Given the variability of salvage therapies for patients progressing on NST and the paucity of studies on predictors of distant failure after PD, it is necessary to identify these patients in a timely manner in order to optimize their subsequent treatments and outcomes. Approximately 36.7% of patients in the study population developed distant failure. Considering their poor prognosis, the identification of favourable features to identify patients in this subgroup warrants further attention. Thus, we summarized the characteristics of breast cancer patients treated with NST in our own centre who progressed and compared outcomes of patients using different ST strategies. The ultimate aim is to identify the best ST strategy to use and the clinical features of the patients with the highest risk of distant failure.

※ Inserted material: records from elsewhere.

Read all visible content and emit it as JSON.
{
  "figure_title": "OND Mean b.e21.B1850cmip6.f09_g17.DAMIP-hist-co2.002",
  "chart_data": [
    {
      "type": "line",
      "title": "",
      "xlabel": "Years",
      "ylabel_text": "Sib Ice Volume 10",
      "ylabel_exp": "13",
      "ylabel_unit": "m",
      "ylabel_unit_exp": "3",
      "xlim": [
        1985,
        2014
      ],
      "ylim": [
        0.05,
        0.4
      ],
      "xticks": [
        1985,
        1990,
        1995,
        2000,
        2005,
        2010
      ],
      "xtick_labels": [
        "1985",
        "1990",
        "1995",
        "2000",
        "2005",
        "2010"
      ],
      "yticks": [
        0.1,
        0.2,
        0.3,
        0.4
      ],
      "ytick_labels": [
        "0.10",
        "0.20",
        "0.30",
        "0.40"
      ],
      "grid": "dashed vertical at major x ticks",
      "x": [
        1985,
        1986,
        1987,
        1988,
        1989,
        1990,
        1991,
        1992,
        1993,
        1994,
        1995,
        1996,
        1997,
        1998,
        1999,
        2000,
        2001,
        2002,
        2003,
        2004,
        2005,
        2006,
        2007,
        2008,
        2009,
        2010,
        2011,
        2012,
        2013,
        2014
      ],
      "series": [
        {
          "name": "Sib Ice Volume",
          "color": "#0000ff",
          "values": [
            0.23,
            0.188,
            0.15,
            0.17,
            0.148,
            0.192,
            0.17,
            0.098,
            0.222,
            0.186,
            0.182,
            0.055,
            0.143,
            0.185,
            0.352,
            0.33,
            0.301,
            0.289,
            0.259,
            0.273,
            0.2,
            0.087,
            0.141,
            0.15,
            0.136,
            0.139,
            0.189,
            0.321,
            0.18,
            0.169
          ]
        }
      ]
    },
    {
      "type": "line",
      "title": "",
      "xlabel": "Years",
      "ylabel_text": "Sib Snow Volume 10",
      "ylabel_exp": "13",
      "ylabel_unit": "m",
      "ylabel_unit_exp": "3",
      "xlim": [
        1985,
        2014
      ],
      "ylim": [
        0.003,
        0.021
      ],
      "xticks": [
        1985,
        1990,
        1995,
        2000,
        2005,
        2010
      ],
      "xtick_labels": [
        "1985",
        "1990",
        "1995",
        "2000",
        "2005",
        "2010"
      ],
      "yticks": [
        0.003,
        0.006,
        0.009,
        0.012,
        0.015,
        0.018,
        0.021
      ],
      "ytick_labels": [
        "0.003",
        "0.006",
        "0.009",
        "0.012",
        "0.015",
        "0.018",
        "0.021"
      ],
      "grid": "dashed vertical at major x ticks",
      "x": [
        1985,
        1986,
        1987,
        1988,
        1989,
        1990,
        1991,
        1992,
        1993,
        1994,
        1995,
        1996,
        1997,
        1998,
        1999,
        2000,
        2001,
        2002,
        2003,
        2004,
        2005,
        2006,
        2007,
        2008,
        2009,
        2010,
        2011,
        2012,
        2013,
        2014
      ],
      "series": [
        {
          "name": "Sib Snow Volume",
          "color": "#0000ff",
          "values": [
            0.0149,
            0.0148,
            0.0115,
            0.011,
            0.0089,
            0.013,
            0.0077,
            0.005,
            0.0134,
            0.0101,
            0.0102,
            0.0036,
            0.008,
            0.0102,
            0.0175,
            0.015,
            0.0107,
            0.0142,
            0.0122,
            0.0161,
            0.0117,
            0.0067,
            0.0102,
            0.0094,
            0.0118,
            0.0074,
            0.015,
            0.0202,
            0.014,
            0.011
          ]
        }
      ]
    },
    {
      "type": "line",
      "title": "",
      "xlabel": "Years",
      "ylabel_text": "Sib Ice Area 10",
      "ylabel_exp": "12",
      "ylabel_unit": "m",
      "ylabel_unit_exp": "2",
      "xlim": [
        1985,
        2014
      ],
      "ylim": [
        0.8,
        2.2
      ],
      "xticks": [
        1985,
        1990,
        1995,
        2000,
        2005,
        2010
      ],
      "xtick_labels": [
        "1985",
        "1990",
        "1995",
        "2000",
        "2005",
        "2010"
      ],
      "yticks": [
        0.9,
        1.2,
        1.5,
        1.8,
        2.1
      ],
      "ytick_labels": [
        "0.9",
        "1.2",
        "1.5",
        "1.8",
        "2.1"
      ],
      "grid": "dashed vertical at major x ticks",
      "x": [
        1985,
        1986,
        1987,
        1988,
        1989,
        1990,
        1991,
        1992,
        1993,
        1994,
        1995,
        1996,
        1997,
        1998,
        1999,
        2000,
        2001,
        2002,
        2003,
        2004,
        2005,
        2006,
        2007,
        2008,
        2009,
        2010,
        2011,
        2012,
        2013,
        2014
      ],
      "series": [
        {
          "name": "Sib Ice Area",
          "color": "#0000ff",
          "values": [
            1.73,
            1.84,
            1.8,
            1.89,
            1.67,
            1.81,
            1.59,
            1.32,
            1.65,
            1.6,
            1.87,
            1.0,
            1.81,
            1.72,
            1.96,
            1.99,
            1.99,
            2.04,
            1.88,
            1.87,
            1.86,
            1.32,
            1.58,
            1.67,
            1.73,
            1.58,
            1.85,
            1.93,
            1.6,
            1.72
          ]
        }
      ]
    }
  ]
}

Our study had several potential limitations. First, as a retrospective study, selection bias was inevitable. Second, changes in systemic therapy and the emergence of biological therapies were dismissed in our analysis. Third, owing to some loss of follow-up data, it was difficult to collect all the events accurately which has underpowered our analysis. Finally, the low prevalence of PD and events may contribute negatively to detecting the significant difference between survival outcomes of each subgroup and the predicting factors. Therefore, our study can only put forward suggestions according to the outcomes of our patients with PD during NST. This result is insufficient to determine the standard ST for patients with PD. Prospective studies should be conducted to define the clinical utility of various ST strategies.